Wir haben große Ziele: Wir wollen mit dem Bündnis die Aachener Technologieregion bis 2030 zum Herzen der Medizintechnik für resorbierbare Implantate in Europa ausbauen. Besonders wichtig ist es uns, den Mittelstand in der Region zu stärken und Arbeitsplätze zu schaffen. Und ganz konkret: Alle beteiligten Partner sind in einem Radius von circa zehn Kilometern angesiedelt. Wir freuen uns auf den Erfahrungsaustausch, den es vorher trotz kurzer Distanzen nicht mit allen Beteiligten gegeben hat.
Hat der direkte Austausch zwischen Ärzt*innen und Ingenieur*innen in der Praxis bisher gefehlt?
Der Austausch fand statt, aber gerade in Zeiten von Corona ist er deutlich schwieriger geworden. Deshalb haben wir hier auch einen Schwerpunkt im Verbundprojekt gesetzt: Wir möchten den Dialog mit Ärzten gezielt digitalisieren.
Können durch das Bündnis neue Wege mit Blick auf die Produktentwicklung eingeschlagen werden?
Durch das Bündnis haben wir neue Expertise an Bord: Wir haben hier zum Beispiel Experten für neue Fertigungsverfahren wie den 3D-Druck oder Spezialisten für Textilverarbeitungsverfahren als Partner.
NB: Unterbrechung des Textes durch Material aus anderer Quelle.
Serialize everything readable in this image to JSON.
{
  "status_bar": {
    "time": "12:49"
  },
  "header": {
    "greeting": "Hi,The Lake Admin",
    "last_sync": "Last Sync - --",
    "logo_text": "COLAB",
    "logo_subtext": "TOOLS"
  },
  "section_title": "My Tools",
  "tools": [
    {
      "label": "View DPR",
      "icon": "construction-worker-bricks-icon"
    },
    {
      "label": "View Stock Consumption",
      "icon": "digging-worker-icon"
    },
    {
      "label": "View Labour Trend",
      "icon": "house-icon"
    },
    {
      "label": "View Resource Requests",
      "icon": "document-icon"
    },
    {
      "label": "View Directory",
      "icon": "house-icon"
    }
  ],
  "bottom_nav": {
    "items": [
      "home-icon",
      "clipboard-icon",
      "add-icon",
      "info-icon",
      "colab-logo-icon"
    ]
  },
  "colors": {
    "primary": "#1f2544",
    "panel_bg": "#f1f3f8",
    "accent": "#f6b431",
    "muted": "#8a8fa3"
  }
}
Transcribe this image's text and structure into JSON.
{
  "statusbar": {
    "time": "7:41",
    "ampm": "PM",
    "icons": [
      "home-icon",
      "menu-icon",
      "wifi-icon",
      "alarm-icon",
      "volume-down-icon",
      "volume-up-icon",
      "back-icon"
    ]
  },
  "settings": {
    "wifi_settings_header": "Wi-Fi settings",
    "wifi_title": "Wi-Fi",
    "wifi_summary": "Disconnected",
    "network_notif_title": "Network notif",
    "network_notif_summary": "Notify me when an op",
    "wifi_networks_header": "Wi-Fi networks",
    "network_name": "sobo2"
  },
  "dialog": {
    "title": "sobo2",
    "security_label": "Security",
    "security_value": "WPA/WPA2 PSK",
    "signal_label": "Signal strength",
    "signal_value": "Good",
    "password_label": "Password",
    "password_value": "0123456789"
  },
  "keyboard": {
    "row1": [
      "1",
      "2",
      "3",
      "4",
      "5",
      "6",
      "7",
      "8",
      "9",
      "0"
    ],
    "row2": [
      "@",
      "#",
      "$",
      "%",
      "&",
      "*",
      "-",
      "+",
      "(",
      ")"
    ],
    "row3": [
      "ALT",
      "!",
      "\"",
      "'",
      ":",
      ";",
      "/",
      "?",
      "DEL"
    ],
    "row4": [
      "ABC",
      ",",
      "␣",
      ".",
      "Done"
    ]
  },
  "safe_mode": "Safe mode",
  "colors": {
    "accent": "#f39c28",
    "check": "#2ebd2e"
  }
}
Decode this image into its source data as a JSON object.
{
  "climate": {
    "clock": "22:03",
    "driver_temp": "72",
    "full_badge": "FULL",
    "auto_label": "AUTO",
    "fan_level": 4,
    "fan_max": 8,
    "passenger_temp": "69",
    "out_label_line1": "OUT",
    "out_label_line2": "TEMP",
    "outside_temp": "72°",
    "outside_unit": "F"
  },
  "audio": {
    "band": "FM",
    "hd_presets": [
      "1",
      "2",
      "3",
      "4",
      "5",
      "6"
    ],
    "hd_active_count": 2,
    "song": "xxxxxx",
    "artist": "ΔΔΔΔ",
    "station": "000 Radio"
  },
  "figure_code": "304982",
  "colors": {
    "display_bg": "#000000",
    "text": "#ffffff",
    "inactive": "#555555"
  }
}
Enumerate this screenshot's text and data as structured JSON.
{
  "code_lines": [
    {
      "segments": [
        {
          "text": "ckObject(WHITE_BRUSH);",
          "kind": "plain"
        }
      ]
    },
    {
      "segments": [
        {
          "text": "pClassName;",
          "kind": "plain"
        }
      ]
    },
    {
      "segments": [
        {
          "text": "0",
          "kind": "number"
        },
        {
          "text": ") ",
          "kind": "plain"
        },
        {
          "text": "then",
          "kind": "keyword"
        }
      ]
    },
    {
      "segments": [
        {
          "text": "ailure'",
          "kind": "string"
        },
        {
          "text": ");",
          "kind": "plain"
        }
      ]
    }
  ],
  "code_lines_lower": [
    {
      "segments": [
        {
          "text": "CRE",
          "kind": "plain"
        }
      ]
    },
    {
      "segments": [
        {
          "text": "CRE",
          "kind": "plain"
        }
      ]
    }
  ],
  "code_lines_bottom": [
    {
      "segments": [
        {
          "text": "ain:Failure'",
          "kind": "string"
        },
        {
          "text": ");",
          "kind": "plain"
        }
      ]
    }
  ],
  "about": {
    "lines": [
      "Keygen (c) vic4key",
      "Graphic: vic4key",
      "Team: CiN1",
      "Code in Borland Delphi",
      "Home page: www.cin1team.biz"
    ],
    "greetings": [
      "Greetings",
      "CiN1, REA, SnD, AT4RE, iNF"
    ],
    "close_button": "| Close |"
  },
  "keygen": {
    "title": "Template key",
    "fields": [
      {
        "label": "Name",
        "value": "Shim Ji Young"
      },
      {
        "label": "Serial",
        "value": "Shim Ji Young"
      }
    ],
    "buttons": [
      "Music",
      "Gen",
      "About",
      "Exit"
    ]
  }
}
Mit Textil hat man in der Medizintechnik bereits viel Erfahrung, wie zum Beispiel mit implantierbaren Netzen bei Leistenbrüchen, sogenannten Herniennetzen. Genauso arbeiten wir im Bündnis reACT aber auch an weiteren resorbierbaren Materialien wie Zink oder Eisen, die sich unter Umständen für gewisse Anwendungen noch besser zur Herstellung resorbierbarer Lösungen eignen. Wir sind nicht festgelegt, denn genau an solchen Fragen wollen wir gemeinsam forschen und so die besten Lösungen für die Patientinnen und Patienten finden.